Intracytoplasmic Sperm Injection (ICSI)
Intra-Cytoplasmic Sperm Injection (ICSI) would be performed instead of regular IVF to fertilize the egg, when in situations the quality and count of the sperm is low. The eggs are retrieved the same as in a conventional IVF. The eggs and the sperm are then fertilized in the laboratory, by direct injection of a single sperm into each egg. Three days later the resulting embryos are simply placed into your uterus with no surgery, just as with IVF. Extra embryos are frozen for later attempts at pregnancy.
The availability of this Intra-Cytoplasmic Sperm Injection, "ICSI" technique means that men whose sperm previously were too weak or too few to fertilize in vitro (IVF), now have no problem fertilizing their wife's eggs. The fertilization rate per egg using ICSI is about 70% despite the sperm being terrible, the fertilization rate per infertile couple is over 99% if the wife has adequate eggs, and the pregnancy rate per treatment cycle is over 50%. This is not significantly different from regular IVF with normal sperm.
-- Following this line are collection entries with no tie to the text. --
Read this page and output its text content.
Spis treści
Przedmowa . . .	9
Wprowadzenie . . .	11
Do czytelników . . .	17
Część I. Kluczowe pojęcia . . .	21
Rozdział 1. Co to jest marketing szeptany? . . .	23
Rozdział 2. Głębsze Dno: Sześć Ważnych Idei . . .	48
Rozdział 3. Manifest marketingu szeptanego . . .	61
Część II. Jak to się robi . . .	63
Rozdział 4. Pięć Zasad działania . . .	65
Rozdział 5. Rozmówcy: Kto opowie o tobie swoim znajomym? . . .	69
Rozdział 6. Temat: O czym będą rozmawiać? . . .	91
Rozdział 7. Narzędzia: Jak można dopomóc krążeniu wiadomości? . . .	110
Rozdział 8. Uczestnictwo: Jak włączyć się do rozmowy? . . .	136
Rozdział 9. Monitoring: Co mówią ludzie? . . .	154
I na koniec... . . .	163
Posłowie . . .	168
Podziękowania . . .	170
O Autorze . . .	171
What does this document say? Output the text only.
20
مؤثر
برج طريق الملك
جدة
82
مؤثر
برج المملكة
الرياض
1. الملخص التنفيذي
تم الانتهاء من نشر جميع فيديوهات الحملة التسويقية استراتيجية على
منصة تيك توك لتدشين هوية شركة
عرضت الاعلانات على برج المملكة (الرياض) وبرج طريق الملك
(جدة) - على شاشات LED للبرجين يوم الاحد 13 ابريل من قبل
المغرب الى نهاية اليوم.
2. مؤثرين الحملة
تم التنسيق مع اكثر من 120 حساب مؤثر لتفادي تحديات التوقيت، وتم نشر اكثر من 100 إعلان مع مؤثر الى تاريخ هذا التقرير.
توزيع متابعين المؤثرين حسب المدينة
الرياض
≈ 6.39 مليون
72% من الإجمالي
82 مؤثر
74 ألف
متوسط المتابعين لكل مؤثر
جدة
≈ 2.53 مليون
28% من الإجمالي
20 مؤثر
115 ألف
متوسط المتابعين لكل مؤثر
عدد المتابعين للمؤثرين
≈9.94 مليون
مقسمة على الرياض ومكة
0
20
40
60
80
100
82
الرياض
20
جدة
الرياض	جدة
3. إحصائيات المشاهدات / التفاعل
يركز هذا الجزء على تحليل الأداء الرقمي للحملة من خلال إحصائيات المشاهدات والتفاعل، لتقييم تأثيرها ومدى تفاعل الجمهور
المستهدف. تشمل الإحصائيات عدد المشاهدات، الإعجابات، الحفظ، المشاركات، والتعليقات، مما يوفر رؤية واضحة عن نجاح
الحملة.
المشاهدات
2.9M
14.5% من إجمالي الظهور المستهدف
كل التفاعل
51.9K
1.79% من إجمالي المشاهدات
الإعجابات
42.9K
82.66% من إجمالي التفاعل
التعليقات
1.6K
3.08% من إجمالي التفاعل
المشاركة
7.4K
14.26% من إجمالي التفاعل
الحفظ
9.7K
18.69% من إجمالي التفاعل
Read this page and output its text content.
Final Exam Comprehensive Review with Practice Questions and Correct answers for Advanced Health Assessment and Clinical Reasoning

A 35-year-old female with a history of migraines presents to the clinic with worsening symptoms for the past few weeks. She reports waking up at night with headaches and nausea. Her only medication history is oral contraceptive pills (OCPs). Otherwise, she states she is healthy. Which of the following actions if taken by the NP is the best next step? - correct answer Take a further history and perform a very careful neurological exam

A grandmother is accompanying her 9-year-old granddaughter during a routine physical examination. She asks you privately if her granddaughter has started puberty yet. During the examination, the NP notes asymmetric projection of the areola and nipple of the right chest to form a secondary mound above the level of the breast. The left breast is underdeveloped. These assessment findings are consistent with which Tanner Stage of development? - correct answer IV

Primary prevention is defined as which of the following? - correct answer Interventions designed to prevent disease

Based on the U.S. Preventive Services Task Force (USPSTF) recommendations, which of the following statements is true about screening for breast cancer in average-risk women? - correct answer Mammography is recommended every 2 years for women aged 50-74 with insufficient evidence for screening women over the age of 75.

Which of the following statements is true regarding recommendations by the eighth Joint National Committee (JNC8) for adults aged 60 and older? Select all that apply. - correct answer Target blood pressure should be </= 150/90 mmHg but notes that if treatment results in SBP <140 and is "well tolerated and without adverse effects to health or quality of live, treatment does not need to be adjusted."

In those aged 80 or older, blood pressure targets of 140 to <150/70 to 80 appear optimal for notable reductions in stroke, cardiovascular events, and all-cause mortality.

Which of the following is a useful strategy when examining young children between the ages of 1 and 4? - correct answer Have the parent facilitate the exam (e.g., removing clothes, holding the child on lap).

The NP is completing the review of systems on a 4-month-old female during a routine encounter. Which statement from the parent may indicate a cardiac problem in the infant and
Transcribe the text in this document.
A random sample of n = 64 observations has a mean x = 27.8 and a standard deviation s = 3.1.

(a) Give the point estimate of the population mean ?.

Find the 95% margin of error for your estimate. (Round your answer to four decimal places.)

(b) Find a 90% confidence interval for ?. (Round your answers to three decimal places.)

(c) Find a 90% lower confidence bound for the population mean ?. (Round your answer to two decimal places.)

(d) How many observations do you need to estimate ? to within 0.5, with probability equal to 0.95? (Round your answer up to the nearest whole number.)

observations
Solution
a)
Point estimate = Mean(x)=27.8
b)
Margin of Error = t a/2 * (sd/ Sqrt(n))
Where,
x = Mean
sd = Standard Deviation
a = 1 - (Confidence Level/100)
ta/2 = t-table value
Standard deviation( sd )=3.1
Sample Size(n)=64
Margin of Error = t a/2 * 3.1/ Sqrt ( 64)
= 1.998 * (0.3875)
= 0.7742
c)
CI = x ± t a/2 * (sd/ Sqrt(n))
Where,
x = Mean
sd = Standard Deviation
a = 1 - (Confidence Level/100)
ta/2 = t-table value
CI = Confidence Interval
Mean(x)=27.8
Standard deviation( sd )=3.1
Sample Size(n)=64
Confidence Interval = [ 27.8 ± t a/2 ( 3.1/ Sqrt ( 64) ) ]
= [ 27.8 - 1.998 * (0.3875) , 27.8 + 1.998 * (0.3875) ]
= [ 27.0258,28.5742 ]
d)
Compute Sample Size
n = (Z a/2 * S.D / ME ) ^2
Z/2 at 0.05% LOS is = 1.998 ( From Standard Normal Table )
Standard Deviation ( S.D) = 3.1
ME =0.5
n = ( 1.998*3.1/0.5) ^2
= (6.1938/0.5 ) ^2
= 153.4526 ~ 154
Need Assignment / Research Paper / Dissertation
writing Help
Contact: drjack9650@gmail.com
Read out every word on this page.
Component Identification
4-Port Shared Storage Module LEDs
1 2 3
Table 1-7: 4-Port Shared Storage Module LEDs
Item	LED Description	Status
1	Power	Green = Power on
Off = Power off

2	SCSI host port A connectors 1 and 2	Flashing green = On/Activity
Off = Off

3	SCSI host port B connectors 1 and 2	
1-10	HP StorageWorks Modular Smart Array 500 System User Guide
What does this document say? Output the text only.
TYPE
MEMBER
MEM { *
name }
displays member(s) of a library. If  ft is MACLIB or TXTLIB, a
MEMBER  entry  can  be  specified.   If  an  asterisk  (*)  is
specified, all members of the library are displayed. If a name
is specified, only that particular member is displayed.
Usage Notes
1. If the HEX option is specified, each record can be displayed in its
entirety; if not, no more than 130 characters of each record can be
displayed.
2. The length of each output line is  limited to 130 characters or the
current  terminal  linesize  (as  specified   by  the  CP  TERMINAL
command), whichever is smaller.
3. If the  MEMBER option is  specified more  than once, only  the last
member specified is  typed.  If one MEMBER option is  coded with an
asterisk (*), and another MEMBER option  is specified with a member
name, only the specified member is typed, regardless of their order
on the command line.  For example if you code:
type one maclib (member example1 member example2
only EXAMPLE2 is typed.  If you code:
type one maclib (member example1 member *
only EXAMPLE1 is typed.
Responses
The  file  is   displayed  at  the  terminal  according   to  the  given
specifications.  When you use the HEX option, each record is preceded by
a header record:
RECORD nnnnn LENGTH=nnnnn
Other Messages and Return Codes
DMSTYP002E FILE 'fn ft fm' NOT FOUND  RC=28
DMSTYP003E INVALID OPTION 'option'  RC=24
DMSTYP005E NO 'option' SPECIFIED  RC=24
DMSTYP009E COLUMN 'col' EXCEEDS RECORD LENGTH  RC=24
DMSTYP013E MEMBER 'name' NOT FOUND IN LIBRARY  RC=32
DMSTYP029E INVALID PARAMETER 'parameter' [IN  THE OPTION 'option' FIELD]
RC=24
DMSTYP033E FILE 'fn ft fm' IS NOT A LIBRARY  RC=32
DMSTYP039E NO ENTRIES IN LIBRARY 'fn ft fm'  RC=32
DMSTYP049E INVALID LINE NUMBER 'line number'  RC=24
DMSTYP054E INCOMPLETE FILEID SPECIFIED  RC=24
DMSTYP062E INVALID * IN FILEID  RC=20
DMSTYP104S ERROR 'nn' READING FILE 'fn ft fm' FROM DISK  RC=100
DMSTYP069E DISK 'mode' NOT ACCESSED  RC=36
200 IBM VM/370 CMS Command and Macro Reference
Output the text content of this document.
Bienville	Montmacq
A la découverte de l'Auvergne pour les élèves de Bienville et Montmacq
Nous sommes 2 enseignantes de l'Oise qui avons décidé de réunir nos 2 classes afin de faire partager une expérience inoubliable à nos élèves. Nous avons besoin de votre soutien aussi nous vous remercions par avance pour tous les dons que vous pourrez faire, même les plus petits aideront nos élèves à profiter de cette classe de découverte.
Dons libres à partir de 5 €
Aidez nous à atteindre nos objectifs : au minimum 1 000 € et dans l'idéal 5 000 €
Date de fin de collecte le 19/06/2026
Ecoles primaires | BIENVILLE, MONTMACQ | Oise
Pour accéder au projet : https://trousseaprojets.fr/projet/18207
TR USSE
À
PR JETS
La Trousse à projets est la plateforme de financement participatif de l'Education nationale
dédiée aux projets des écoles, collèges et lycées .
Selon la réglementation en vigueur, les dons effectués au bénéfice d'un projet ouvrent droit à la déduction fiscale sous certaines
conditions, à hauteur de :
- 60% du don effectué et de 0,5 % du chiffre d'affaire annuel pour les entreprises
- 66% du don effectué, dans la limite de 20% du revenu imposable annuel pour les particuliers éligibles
Using this technique gives the same high chance for getting pregnant as any couple with normal sperm.
Assisted hatching is performed in order to help an embryo hatch out of its protective layering and implant into the uterus.
During the initial stages of development, your embryo is contained in a layer of proteins, known as the zona pellicuda which protects the embryo until it reaches the blastocyst stage of development. In order to successfully implant into the uterine lining, the embryo needs to hatch out of this zona pellicuda and attach to the walls of the uterus.
Sometimes, embryos have a difficult time hatching out of their protective layer. This can occur if the zona pellicuda is too thick or if the embryo does not have enough energy to break through the layer. Assisted hatching attempts to help these embryos break out away from the zona pellicuda by creating a small hole in this outer lining.
It is performed using micromanipulation techniques, under a microscope, during the fourth day of embryo development.
The embryo is first placed in a petrie dish containing culture solution. A special pipette is then used to hold the embryo in place. The embryologist takes a hollow needle that contains an acidic solution and places it next to the zona pellicuda. A tiny bit of this acidic solution is released from the needle so that it comes into contact with the zona pellicuda. This acidic solution begins to slowly digest the protective layering, creating a small hole. The embryo is then washed in a special solution and placed back inside an incubator until embryo transfer can take place.